Necrophilia

Necrophilia is a word with many layers of meaning.  Necrophilia (n. from Greek nekro meaning corpse; -philia meaning love) means morbid and erotic attraction to death or corpses. Necrophilia implies sexual assault on an inert female body, illustrated by the classical narrative of the battle of Troy in which Achilles kills Penthesilea, queen of the Amazon warriors, and then violently rapes her corpse.

Mary Daly defines necrophilia, not in theight_swordse sense of love for actual corpses, but of love for those victimized into a state of living death.

Grace M. Jantzen views necrophilia as obsession with death, where obsession means a state of disordered thinking in which death is confused as love – the perversion of eros and thanatos – a perversion that robs death of dignity.

The use of the date-rape drug is necrophilic in that it not only silences the victim; it robs sexuality of dignity by erasing the opportunity for consent and participation and erases memory, thus interferes with justice that calls for resistance and outrage.

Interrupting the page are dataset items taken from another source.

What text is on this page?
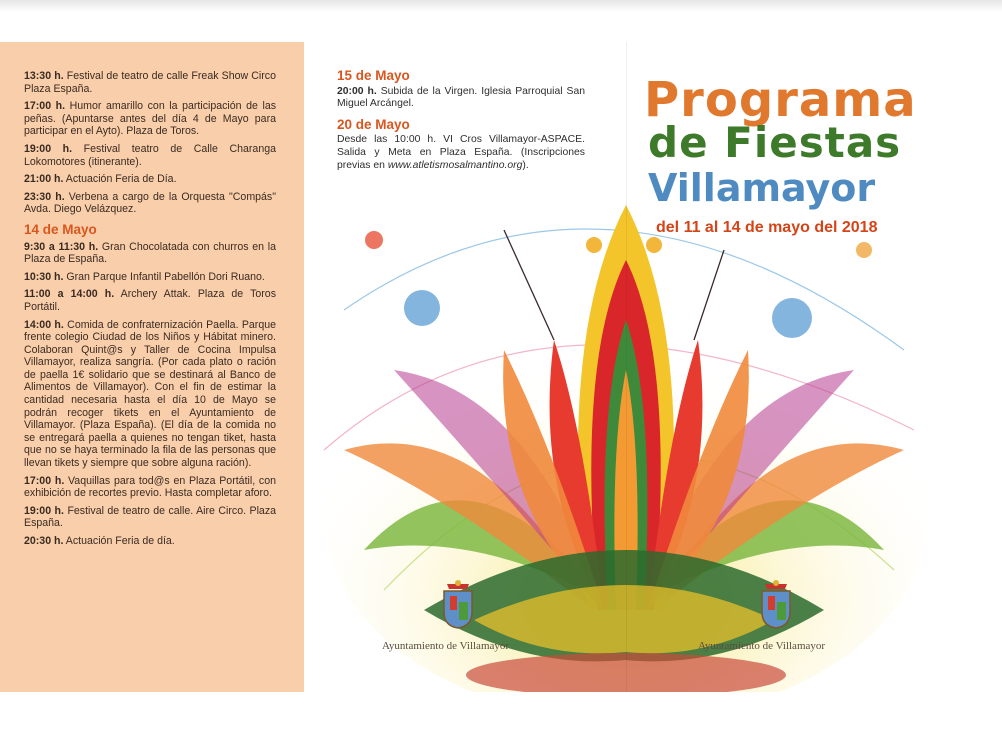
13:30 h. Festival de teatro de calle Freak Show Circo Plaza España.

17:00 h. Humor amarillo con la participación de las peñas. (Apuntarse antes del día 4 de Mayo para participar en el Ayto). Plaza de Toros.

19:00 h. Festival teatro de Calle Charanga Lokomotores (itinerante).

21:00 h. Actuación Feria de Día.

23:30 h. Verbena a cargo de la Orquesta "Compás" Avda. Diego Velázquez.

14 de Mayo

9:30 a 11:30 h. Gran Chocolatada con churros en la Plaza de España.

10:30 h. Gran Parque Infantil Pabellón Dori Ruano.

11:00 a 14:00 h. Archery Attak. Plaza de Toros Portátil.

14:00 h. Comida de confraternización Paella. Parque frente colegio Ciudad de los Niños y Hábitat minero. Colaboran Quint@s y Taller de Cocina Impulsa Villamayor, realiza sangría. (Por cada plato o ración de paella 1€ solidario que se destinará al Banco de Alimentos de Villamayor). Con el fin de estimar la cantidad necesaria hasta el día 10 de Mayo se podrán recoger tikets en el Ayuntamiento de Villamayor. (Plaza España). (El día de la comida no se entregará paella a quienes no tengan tiket, hasta que no se haya terminado la fila de las personas que llevan tikets y siempre que sobre alguna ración).

17:00 h. Vaquillas para tod@s en Plaza Portátil, con exhibición de recortes previo. Hasta completar aforo.

19:00 h. Festival de teatro de calle. Aire Circo. Plaza España.

20:30 h. Actuación Feria de día.

15 de Mayo

20:00 h. Subida de la Virgen. Iglesia Parroquial San Miguel Arcángel.

20 de Mayo

Desde las 10:00 h. VI Cros Villamayor-ASPACE. Salida y Meta en Plaza España. (Inscripciones previas en www.atletismosalmantino.org).

Programa
de Fiestas
Villamayor
del 11 al 14 de mayo del 2018
Ayuntamiento de Villamayor	Ayuntamiento de Villamayor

I deconstruct necrophilia in Western culture by exposing 8 ways it valorizes death.

  1. Death of nature
  2. Matricide
  3. Domination
  4. Death of God and the loss of cosmology
  5. Silencing the Other
  6. Monoculture
  7. Choking democracy
  8. Passive Citizenry

It is as though necrophilia is boomeranging in unexpected and unintended ways.  Western culture is facing self-inflicted death by anthropogenic climate change. By deconstructing necrophilia, we begin to imagine a pro-Life paradigm.